そして、このインタビューのなかでいちばん興味深かったのは、有名な「ファーギーズタイム」についてのコメントです。追加タイムに入り、マンチェスター・ユナイテッドが勝っているときには、自身の腕時計を指差し、「早く終わらせろ」。負けているときにも同じく時計を指差し、「まだ時間はある」。これが実際に、レフェリーの心理にどれだけの影響を与えたのかは定かではありませんが、ある時期、妙に長い追加タイムが多かったのも事実。マイケル・オーウェンやフェデリコ・マケダが起死回生のゴールを次々と決めていた、2008-09シーズンは顕著でした。今回びっくりしたのは、「時計は見ておらず、実際にどのくらい時間が残っているのかはわかっていなかった」という言葉です。

「相手チームはいつもその時間を恐れていた。私は腕時計を使っていたが、時計は決して見なかったし、正直なところ、どれだけ追加タイムが残っているのかはわかっていなかった。あれは、相手チームと主審を悩ませるトリックだったんだ。ゲームの終盤、残り10分~15分は、オールド・トラフォードの65000人のファンを味方に、思いのままにプレイできた。私は常に前線に数を増やし、勝負に出た。いつでもとはいわないが、その多くがうまくいった」

いわれてみれば、そうですよね。ヘアドライヤーといわれた激情家が、押しまくっているのに勝ち越せないゲームで「あと2分を切った」などと冷静でいられるわけがありません。「いちばん大事なのは、ファンがスタジアムを出た後、パブや自宅で友人や家族とゴールを話題に盛り上がってくれること。彼らをハッピーな気分にして帰すのが私の仕事だった」という言葉には、感動してしまいます。自分の応援するクラブには、サポーターを愛する最高の監督がいてくれたのだとあらためて思います。

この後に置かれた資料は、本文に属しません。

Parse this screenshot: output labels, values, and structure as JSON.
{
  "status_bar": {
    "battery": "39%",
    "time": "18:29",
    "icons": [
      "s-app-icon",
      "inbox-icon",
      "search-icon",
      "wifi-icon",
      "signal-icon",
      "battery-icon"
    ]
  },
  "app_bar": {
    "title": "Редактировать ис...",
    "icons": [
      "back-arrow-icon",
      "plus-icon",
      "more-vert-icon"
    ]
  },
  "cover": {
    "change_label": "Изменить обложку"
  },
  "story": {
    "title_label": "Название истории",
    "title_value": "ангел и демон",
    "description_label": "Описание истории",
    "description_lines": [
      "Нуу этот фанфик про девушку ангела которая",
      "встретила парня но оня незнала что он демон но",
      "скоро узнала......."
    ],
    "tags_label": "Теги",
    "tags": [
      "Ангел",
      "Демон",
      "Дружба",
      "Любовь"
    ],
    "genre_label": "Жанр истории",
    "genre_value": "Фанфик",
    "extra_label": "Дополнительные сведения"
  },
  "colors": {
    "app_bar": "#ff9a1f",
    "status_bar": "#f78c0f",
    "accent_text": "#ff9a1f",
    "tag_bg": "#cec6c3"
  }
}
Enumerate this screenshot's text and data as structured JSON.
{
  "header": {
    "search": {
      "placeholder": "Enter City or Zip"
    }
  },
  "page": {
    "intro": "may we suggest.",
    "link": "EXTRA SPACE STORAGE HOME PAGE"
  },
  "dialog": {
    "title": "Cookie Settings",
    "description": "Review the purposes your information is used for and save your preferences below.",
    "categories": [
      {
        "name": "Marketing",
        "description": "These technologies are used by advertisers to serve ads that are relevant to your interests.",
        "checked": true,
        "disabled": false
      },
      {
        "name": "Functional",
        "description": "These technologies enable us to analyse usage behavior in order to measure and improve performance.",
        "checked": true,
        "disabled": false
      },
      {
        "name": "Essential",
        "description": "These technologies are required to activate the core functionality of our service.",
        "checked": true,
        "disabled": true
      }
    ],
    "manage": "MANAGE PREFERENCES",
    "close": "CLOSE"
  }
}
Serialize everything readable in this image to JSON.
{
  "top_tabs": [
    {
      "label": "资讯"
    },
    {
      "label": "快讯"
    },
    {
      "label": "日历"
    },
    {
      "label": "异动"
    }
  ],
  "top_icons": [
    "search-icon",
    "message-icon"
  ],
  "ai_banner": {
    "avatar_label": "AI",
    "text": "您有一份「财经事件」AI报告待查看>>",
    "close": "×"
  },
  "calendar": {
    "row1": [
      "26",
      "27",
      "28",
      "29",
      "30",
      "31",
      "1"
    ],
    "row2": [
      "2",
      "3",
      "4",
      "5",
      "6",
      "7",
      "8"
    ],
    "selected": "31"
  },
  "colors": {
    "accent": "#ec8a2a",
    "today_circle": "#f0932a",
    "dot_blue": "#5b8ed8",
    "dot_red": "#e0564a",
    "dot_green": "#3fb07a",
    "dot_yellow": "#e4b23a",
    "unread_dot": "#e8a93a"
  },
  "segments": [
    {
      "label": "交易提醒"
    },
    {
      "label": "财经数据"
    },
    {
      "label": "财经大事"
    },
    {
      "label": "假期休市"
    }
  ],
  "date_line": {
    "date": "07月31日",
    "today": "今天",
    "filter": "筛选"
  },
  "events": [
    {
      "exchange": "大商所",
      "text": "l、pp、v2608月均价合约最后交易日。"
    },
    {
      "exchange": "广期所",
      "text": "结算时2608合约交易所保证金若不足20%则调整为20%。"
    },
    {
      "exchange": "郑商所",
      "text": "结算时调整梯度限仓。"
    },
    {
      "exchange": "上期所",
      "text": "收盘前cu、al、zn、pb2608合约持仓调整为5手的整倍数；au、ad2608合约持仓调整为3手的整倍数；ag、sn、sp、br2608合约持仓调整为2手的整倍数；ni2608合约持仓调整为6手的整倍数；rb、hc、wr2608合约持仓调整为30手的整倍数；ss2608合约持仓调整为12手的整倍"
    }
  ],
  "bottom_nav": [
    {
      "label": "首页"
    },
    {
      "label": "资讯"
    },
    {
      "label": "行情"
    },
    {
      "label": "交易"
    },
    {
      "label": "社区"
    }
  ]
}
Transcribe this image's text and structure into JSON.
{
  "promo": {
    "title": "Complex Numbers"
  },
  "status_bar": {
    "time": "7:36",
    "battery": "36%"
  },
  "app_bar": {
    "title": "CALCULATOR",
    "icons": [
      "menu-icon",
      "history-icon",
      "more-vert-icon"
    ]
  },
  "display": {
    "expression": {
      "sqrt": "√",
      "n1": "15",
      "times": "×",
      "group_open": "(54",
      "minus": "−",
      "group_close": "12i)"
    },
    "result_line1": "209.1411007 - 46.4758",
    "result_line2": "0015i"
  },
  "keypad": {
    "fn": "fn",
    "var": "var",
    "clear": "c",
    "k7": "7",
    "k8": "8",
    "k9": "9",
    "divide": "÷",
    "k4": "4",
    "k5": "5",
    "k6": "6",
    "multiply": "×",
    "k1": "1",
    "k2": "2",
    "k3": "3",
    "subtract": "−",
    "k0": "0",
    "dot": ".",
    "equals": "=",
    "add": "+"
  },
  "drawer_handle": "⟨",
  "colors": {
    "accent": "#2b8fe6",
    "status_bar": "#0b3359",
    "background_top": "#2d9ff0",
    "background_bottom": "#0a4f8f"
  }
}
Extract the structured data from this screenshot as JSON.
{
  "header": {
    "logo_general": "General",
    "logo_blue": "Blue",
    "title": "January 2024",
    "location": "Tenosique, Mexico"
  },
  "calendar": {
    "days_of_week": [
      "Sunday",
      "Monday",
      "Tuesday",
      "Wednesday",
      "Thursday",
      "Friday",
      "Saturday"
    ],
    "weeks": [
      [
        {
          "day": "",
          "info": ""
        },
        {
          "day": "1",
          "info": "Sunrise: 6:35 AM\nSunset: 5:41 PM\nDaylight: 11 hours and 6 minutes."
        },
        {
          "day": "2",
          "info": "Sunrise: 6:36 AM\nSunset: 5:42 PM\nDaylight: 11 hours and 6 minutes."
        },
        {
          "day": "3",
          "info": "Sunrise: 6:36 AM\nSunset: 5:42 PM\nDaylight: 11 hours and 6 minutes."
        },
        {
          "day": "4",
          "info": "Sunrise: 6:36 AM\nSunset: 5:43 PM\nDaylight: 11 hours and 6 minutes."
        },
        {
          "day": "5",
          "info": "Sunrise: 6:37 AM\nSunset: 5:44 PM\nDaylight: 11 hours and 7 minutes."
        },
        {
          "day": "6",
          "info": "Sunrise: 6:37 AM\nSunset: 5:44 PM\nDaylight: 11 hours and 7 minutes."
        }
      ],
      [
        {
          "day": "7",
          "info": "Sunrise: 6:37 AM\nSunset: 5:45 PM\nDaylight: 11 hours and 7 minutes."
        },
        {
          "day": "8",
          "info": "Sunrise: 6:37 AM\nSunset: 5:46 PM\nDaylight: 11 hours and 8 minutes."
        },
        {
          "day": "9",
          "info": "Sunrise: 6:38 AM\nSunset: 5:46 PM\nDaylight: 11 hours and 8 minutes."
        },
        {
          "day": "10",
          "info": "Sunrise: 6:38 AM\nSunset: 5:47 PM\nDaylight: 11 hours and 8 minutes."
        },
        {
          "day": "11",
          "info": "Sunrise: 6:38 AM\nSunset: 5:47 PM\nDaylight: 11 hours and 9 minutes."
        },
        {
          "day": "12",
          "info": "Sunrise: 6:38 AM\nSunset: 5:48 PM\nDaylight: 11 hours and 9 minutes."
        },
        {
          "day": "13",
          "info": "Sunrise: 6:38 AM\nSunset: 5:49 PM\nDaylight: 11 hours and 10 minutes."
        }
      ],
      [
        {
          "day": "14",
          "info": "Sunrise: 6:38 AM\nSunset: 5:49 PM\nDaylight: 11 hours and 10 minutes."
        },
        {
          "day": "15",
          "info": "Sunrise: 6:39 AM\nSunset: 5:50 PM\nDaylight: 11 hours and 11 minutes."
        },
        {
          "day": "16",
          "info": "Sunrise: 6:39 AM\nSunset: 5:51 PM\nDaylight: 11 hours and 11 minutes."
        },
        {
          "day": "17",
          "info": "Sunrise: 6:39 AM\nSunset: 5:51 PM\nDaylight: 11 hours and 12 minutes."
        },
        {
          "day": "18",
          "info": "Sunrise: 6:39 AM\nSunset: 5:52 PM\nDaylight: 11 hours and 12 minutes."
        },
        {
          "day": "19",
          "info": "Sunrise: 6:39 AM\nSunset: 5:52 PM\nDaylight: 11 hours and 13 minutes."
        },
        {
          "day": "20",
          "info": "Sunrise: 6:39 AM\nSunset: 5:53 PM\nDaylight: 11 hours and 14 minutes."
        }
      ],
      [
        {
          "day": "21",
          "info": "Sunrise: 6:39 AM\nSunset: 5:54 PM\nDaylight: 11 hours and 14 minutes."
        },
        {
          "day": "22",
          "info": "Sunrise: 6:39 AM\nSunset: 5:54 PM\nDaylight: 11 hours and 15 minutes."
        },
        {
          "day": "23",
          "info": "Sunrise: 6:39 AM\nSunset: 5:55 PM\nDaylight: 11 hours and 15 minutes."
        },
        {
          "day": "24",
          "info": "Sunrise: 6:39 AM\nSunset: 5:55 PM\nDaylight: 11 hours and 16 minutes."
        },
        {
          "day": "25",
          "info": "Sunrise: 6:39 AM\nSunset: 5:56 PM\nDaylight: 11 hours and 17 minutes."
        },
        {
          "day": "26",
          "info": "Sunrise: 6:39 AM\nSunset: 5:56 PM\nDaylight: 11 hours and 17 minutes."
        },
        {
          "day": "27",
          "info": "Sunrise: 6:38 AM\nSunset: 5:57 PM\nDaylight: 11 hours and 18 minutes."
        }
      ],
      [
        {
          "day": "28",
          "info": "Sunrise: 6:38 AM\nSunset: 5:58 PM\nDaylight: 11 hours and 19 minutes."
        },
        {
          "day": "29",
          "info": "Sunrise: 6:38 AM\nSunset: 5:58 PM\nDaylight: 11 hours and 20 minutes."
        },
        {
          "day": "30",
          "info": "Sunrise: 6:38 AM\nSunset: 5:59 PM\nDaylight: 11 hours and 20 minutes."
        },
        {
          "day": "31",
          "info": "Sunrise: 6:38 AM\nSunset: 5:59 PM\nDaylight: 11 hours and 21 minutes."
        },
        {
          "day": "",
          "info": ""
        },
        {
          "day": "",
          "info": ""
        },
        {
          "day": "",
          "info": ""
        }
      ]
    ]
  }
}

今のプレミアリーグにも、サポーターを煽るのがうまく、一緒になってスタジアムを盛り上げてくれる情熱的な監督がいます。ジョージ・クルーニーに似た、チェルシーのイケメン監督とスタンフォード・ブリッジに陣取る青いサポーターたちもまた、最高の出会いの真っただ中にいるのではないでしょうか。ジョゼ・モウリーニョが発するチェルシーへの愛情のこもった言葉に触れると、晴れ晴れとした表情でオールド・トラフォードのサポーターに感謝の気持ちを告げていた、サー・アレックスの最後の姿を思い出します。